Em agosto de 1954, Carlos Lacerda foi personagem dos jornais, depois de escapar de um atentado promovido por Gregório Fortunato, guarda pessoal do presidente. O fato culminou na morte do major-aviador Rubens Florentino Vaz e no ferimento do guarda municipal Sálvio Romeiro. Matéria de capa dos principais jornais do país, a polêmica sob o envolvimento de Vargas no episódio serviu de justificativa para o ataque de forças de oposição que exigiam a renúncia do presidente. “A oposição ficou tão forte que conseguiu, em determinado momento, fechar uma rádio do governo que era a única que defendia Vargas (SILVA; CARNEIRO, 1998, p. 89).

Com grande pressão política estabelecida contra si, Getúlio Vargas escolheu outra solução. Na manhã de 24 de agosto de 1954, o então presidente cometeu suicídio, disparando um tiro contra o coração.

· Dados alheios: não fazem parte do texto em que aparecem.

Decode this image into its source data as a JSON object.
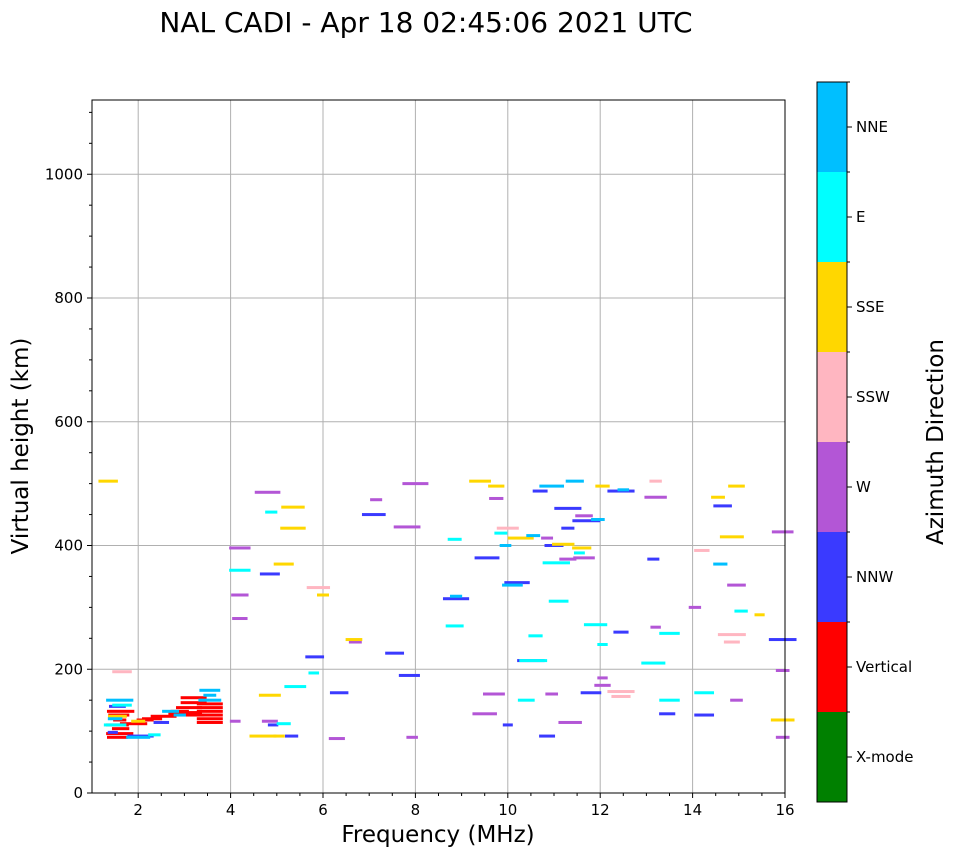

Em sua carta testamento, Vargas denuncia sua derrota perante os grupos nacionais e internacionais que desprezam a sua luta pelo povo e, principalmente, os humildes.

Na primeira edição extra da Última Hora de 24 de agosto de 1954 foi publicada sua Carta Testamento original, manuscrita em cinco páginas, assinada pelo presidente, encontrada ao lado do corpo inerte, após um tiro no coração. Sob o título: “Matou-se Getúlio. O presidente cumpriu a palavra: Só morto sairei do Catete!” a mensagem contida no primeiro parágrafo da carta original: “À sanha dos meus inimigos deixo o legado de minha morte. Levo o pesar de não ter podido fazer pelos humildes tudo aquilo que eu desejava”. Getúlio na verdade escrevera: “... fazer por este bom e generoso povo brasileiro e principalmente pelos mais necessitados todo o bem que pretendia”. Paulo Silveira, secretário de redação da UH e também secretário geral da Assembleia Legislativa do Rio de Janeiro à época, editou a carta derradeira de Getúlio para acomodar o primeiro parágrafo na primeira página [...]. A morte de Getúlio mudou o clima das ruas. Na noite do dia 23, o burburinho do povo voltando para casa, após a jornada de trabalho, pedia a renúncia do presidente. Na manhã seguinte, a morte emocionou a multidão e a comoção era geral (MARTINS; DE LUCA, 2008, p. 200).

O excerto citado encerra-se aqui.